Those uniform changes, which were announced during the recent Defense Advisory Committee on Women in the Services committee meeting, are expected to go into effect this fiscal year, which began on Oct. 1.
The Marine Corps' utility uniform currently has tabs to adjust the fit of the maternity blouse, said Capt. Joe Butterfield, a Marine spokesman at the Pentagon. The service is now looking at how to add them to a service uniform shirt, too, he said.
The changes, first reported by Marine Corps Times on Wednesday, were based on feedback the uniform board received when surveying women on the new female dress coat, which resembles the male version. That coat has been issued to recruits at boot camp since last summer.
The Marine Corps is also considering new long- and short-sleeve maternity shirts, according to slides that were shown during the meeting. The service is awaiting feedback on new shirts developed by the Air Force, which were designed to be stretchier, more stain-resistant and less transparent.
Last year, pregnant airmen at Wright-Patterson Air Force Base in Ohio were asked to test the new maternity shirts. The goal was to get dozens of women at different stages in their pregnancies give feedback on the shirt's fit, officials said at the time. Their feedback would directly affect tweaks to the garment.

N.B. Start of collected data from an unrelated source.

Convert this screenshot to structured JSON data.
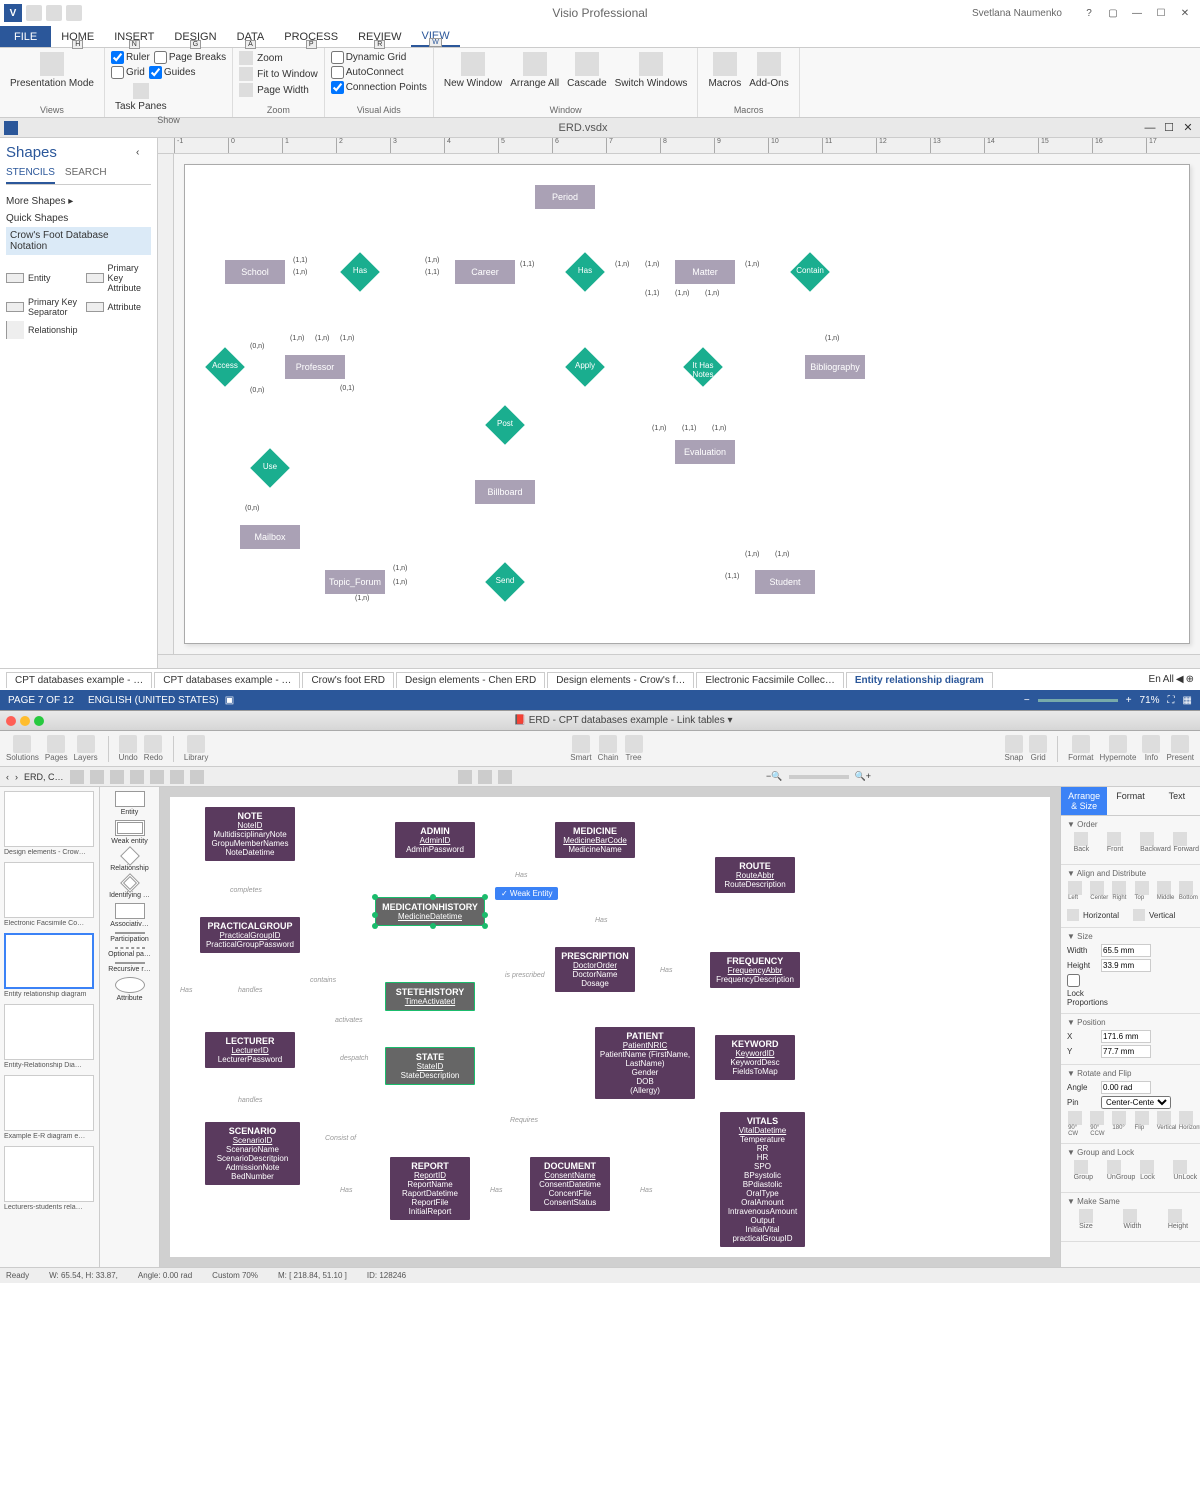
{
  "visio": {
    "app_title": "Visio Professional",
    "user": "Svetlana Naumenko",
    "tabs": {
      "file": "FILE",
      "home": "HOME",
      "insert": "INSERT",
      "design": "DESIGN",
      "data": "DATA",
      "process": "PROCESS",
      "review": "REVIEW",
      "view": "VIEW"
    },
    "keytips": {
      "home": "H",
      "insert": "N",
      "design": "G",
      "data": "A",
      "process": "P",
      "review": "R",
      "view": "W"
    },
    "ribbon": {
      "views": {
        "presentation": "Presentation Mode",
        "lbl": "Views"
      },
      "show": {
        "ruler": "Ruler",
        "grid": "Grid",
        "pagebreaks": "Page Breaks",
        "guides": "Guides",
        "taskpanes": "Task Panes",
        "lbl": "Show"
      },
      "zoom": {
        "zoom": "Zoom",
        "fit": "Fit to Window",
        "pagewidth": "Page Width",
        "lbl": "Zoom"
      },
      "visualaids": {
        "dyn": "Dynamic Grid",
        "auto": "AutoConnect",
        "conn": "Connection Points",
        "lbl": "Visual Aids"
      },
      "window": {
        "new": "New Window",
        "arrange": "Arrange All",
        "cascade": "Cascade",
        "switch": "Switch Windows",
        "lbl": "Window"
      },
      "macros": {
        "macros": "Macros",
        "addons": "Add-Ons",
        "lbl": "Macros"
      }
    },
    "doc_name": "ERD.vsdx",
    "shapes": {
      "title": "Shapes",
      "tab_stencils": "STENCILS",
      "tab_search": "SEARCH",
      "more": "More Shapes",
      "quick": "Quick Shapes",
      "stencil": "Crow's Foot Database Notation",
      "items": {
        "entity": "Entity",
        "pka": "Primary Key Attribute",
        "pks": "Primary Key Separator",
        "attr": "Attribute",
        "rel": "Relationship"
      }
    },
    "diagram": {
      "entities": {
        "period": "Period",
        "school": "School",
        "career": "Career",
        "matter": "Matter",
        "professor": "Professor",
        "bibliography": "Bibliography",
        "evaluation": "Evaluation",
        "billboard": "Billboard",
        "mailbox": "Mailbox",
        "topic_forum": "Topic_Forum",
        "student": "Student"
      },
      "relationships": {
        "has1": "Has",
        "has2": "Has",
        "contain": "Contain",
        "access": "Access",
        "apply": "Apply",
        "ithas": "It Has Notes",
        "post": "Post",
        "use": "Use",
        "send": "Send"
      },
      "cards": {
        "oneone": "(1,1)",
        "onen": "(1,n)",
        "zeron": "(0,n)",
        "zerone": "(0,1)"
      }
    },
    "page_tabs": [
      "CPT databases example - …",
      "CPT databases example - …",
      "Crow's foot ERD",
      "Design elements - Chen ERD",
      "Design elements - Crow's f…",
      "Electronic Facsimile Collec…",
      "Entity relationship diagram"
    ],
    "tab_lang": "En",
    "tab_all": "All",
    "status": {
      "page": "PAGE 7 OF 12",
      "lang": "ENGLISH (UNITED STATES)",
      "zoom": "71%"
    }
  },
  "cd": {
    "title": "ERD - CPT databases example - Link tables",
    "toolbar": {
      "solutions": "Solutions",
      "pages": "Pages",
      "layers": "Layers",
      "undo": "Undo",
      "redo": "Redo",
      "library": "Library",
      "smart": "Smart",
      "chain": "Chain",
      "tree": "Tree",
      "snap": "Snap",
      "grid": "Grid",
      "format": "Format",
      "hypernote": "Hypernote",
      "info": "Info",
      "present": "Present"
    },
    "breadcrumb": "ERD, C…",
    "thumbs": [
      "Design elements - Crow…",
      "Electronic Facsimile Co…",
      "Entity relationship diagram",
      "Entity-Relationship Dia…",
      "Example E-R diagram e…",
      "Lecturers-students rela…"
    ],
    "lib": [
      "Entity",
      "Weak entity",
      "Relationship",
      "Identifying …",
      "Associativ…",
      "Participation",
      "Optional pa…",
      "Recursive r…",
      "Attribute"
    ],
    "weak_tooltip": "✓ Weak Entity",
    "entities": {
      "note": {
        "h": "NOTE",
        "pk": "NoteID",
        "a": [
          "MultidisciplinaryNote",
          "GropuMemberNames",
          "NoteDatetime"
        ]
      },
      "admin": {
        "h": "ADMIN",
        "pk": "AdminID",
        "a": [
          "AdminPassword"
        ]
      },
      "medicine": {
        "h": "MEDICINE",
        "pk": "MedicineBarCode",
        "a": [
          "MedicineName"
        ]
      },
      "route": {
        "h": "ROUTE",
        "pk": "RouteAbbr",
        "a": [
          "RouteDescription"
        ]
      },
      "practicalgroup": {
        "h": "PRACTICALGROUP",
        "pk": "PracticalGroupID",
        "a": [
          "PracticalGroupPassword"
        ]
      },
      "medhist": {
        "h": "MEDICATIONHISTORY",
        "pk": "MedicineDatetime",
        "a": []
      },
      "prescription": {
        "h": "PRESCRIPTION",
        "pk": "DoctorOrder",
        "a": [
          "DoctorName",
          "Dosage"
        ]
      },
      "frequency": {
        "h": "FREQUENCY",
        "pk": "FrequencyAbbr",
        "a": [
          "FrequencyDescription"
        ]
      },
      "statehist": {
        "h": "STETEHISTORY",
        "pk": "TimeActivated",
        "a": []
      },
      "lecturer": {
        "h": "LECTURER",
        "pk": "LecturerID",
        "a": [
          "LecturerPassword"
        ]
      },
      "state": {
        "h": "STATE",
        "pk": "StateID",
        "a": [
          "StateDescription"
        ]
      },
      "patient": {
        "h": "PATIENT",
        "pk": "PatientNRIC",
        "a": [
          "PatientName (FirstName, LastName)",
          "Gender",
          "DOB",
          "(Allergy)"
        ]
      },
      "keyword": {
        "h": "KEYWORD",
        "pk": "KeywordID",
        "a": [
          "KeywordDesc",
          "FieldsToMap"
        ]
      },
      "scenario": {
        "h": "SCENARIO",
        "pk": "ScenarioID",
        "a": [
          "ScenarioName",
          "ScenarioDescritpion",
          "AdmissionNote",
          "BedNumber"
        ]
      },
      "report": {
        "h": "REPORT",
        "pk": "ReportID",
        "a": [
          "ReportName",
          "RaportDatetime",
          "ReportFile",
          "InitialReport"
        ]
      },
      "document": {
        "h": "DOCUMENT",
        "pk": "ConsentName",
        "a": [
          "ConsentDatetime",
          "ConcentFile",
          "ConsentStatus"
        ]
      },
      "vitals": {
        "h": "VITALS",
        "pk": "VitalDatetime",
        "a": [
          "Temperature",
          "RR",
          "HR",
          "SPO",
          "BPsystolic",
          "BPdiastolic",
          "OralType",
          "OralAmount",
          "IntravenousAmount",
          "Output",
          "InitialVital",
          "practicalGroupID"
        ]
      }
    },
    "rel_labels": {
      "completes": "completes",
      "has": "Has",
      "handles": "handles",
      "contains": "contains",
      "activates": "activates",
      "despatch": "despatch",
      "isprescribed": "is prescribed",
      "requires": "Requires",
      "consistof": "Consist of"
    },
    "right": {
      "tabs": {
        "arrange": "Arrange & Size",
        "format": "Format",
        "text": "Text"
      },
      "order": "Order",
      "order_btns": [
        "Back",
        "Front",
        "Backward",
        "Forward"
      ],
      "align": "Align and Distribute",
      "align_btns": [
        "Left",
        "Center",
        "Right",
        "Top",
        "Middle",
        "Bottom"
      ],
      "horiz": "Horizontal",
      "vert": "Vertical",
      "size": "Size",
      "width_l": "Width",
      "width_v": "65.5 mm",
      "height_l": "Height",
      "height_v": "33.9 mm",
      "lockp": "Lock Proportions",
      "position": "Position",
      "x": "X",
      "x_v": "171.6 mm",
      "y": "Y",
      "y_v": "77.7 mm",
      "rotate": "Rotate and Flip",
      "angle_l": "Angle",
      "angle_v": "0.00 rad",
      "pin_l": "Pin",
      "pin_v": "Center-Center",
      "rot_btns": [
        "90° CW",
        "90° CCW",
        "180°",
        "Flip",
        "Vertical",
        "Horizontal"
      ],
      "grouplock": "Group and Lock",
      "gl_btns": [
        "Group",
        "UnGroup",
        "Lock",
        "UnLock"
      ],
      "makesame": "Make Same",
      "ms_btns": [
        "Size",
        "Width",
        "Height"
      ]
    },
    "status": {
      "ready": "Ready",
      "wh": "W: 65.54,  H: 33.87,",
      "angle": "Angle: 0.00 rad",
      "custom": "Custom 70%",
      "m": "M: [ 218.84, 51.10 ]",
      "id": "ID: 128246"
    }
  }
}
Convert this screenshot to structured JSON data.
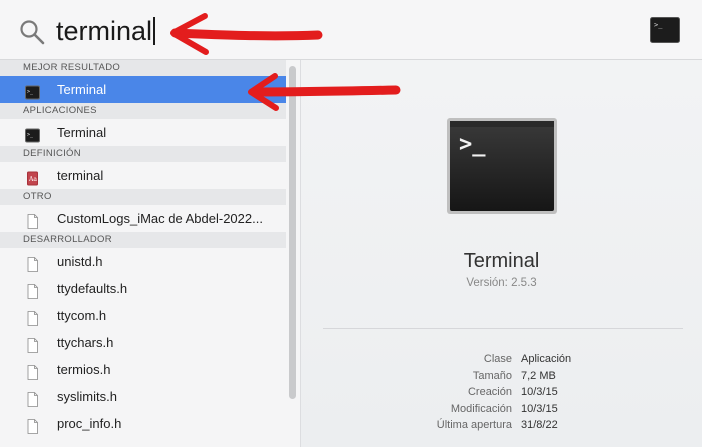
{
  "search": {
    "query": "terminal",
    "icon": "magnifier-icon"
  },
  "sections": [
    {
      "header": "MEJOR RESULTADO",
      "items": [
        {
          "label": "Terminal",
          "icon": "terminal-app-icon",
          "selected": true
        }
      ]
    },
    {
      "header": "APLICACIONES",
      "items": [
        {
          "label": "Terminal",
          "icon": "terminal-app-icon",
          "selected": false
        }
      ]
    },
    {
      "header": "DEFINICIÓN",
      "items": [
        {
          "label": "terminal",
          "icon": "dictionary-icon",
          "selected": false
        }
      ]
    },
    {
      "header": "OTRO",
      "items": [
        {
          "label": "CustomLogs_iMac de Abdel-2022...",
          "icon": "document-icon",
          "selected": false
        }
      ]
    },
    {
      "header": "DESARROLLADOR",
      "items": [
        {
          "label": "unistd.h",
          "icon": "document-icon"
        },
        {
          "label": "ttydefaults.h",
          "icon": "document-icon"
        },
        {
          "label": "ttycom.h",
          "icon": "document-icon"
        },
        {
          "label": "ttychars.h",
          "icon": "document-icon"
        },
        {
          "label": "termios.h",
          "icon": "document-icon"
        },
        {
          "label": "syslimits.h",
          "icon": "document-icon"
        },
        {
          "label": "proc_info.h",
          "icon": "document-icon"
        }
      ]
    }
  ],
  "preview": {
    "name": "Terminal",
    "version": "Versión: 2.5.3",
    "icon": "terminal-large-icon",
    "details": [
      {
        "label": "Clase",
        "value": "Aplicación"
      },
      {
        "label": "Tamaño",
        "value": "7,2 MB"
      },
      {
        "label": "Creación",
        "value": "10/3/15"
      },
      {
        "label": "Modificación",
        "value": "10/3/15"
      },
      {
        "label": "Última apertura",
        "value": "31/8/22"
      }
    ]
  },
  "colors": {
    "selection": "#4a86e8",
    "annotation": "#e31d1d"
  }
}
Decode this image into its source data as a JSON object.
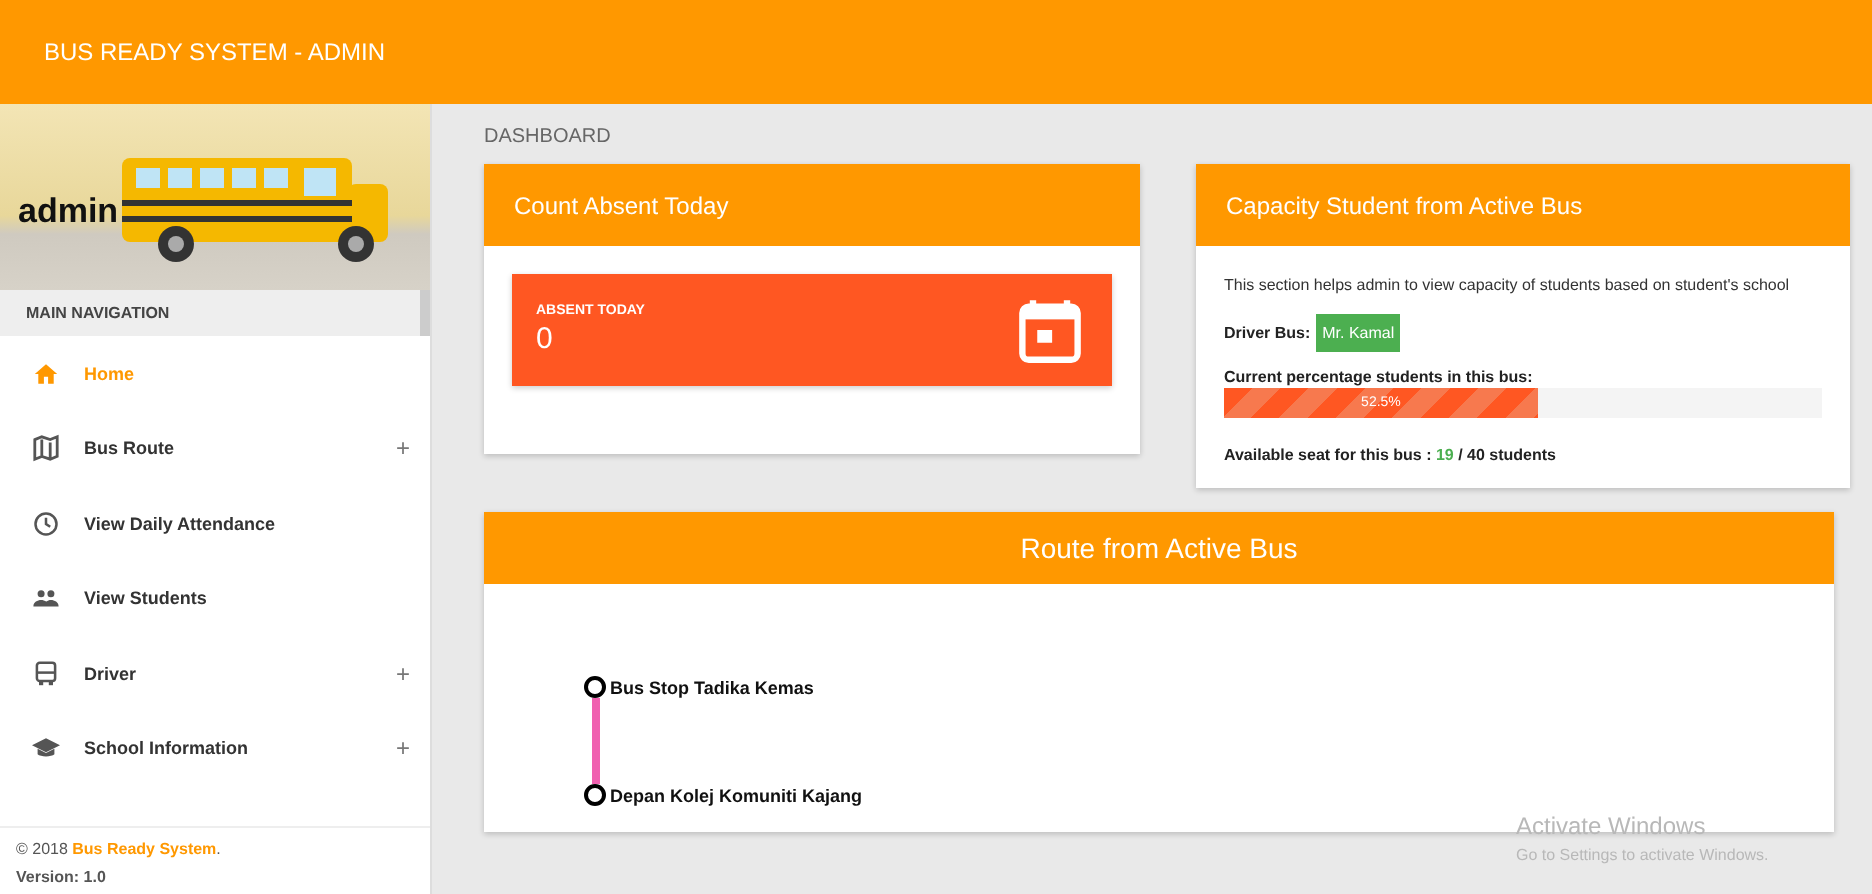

All of the services currently use the same maternity uniform patterns in their own fabrics and colors.
Sailors and airmen are already authorized to wear specially designed nursing T-shirts with certain uniforms. Female soldiers who are nursing can wear tan or sand-colored T-shirts with their utility uniforms.
As all of the services fight to recruit and retain women, leaders and lawmakers are paying attention to policies and issues that affect them.
Air Force Chief of Staff Gen. David Goldfein said women have long suffered "in silence on many of the uniforms that don't fit." They often end up spending more money than men altering their uniforms to get them right, which Goldfein called "unsatisfactory."
And earlier this year, Rep. Julia Brownley, a California Democrat and member of the House Veterans Affairs Committee, introduced a bill that would require the government to study whether female troops pay more for their uniforms than men.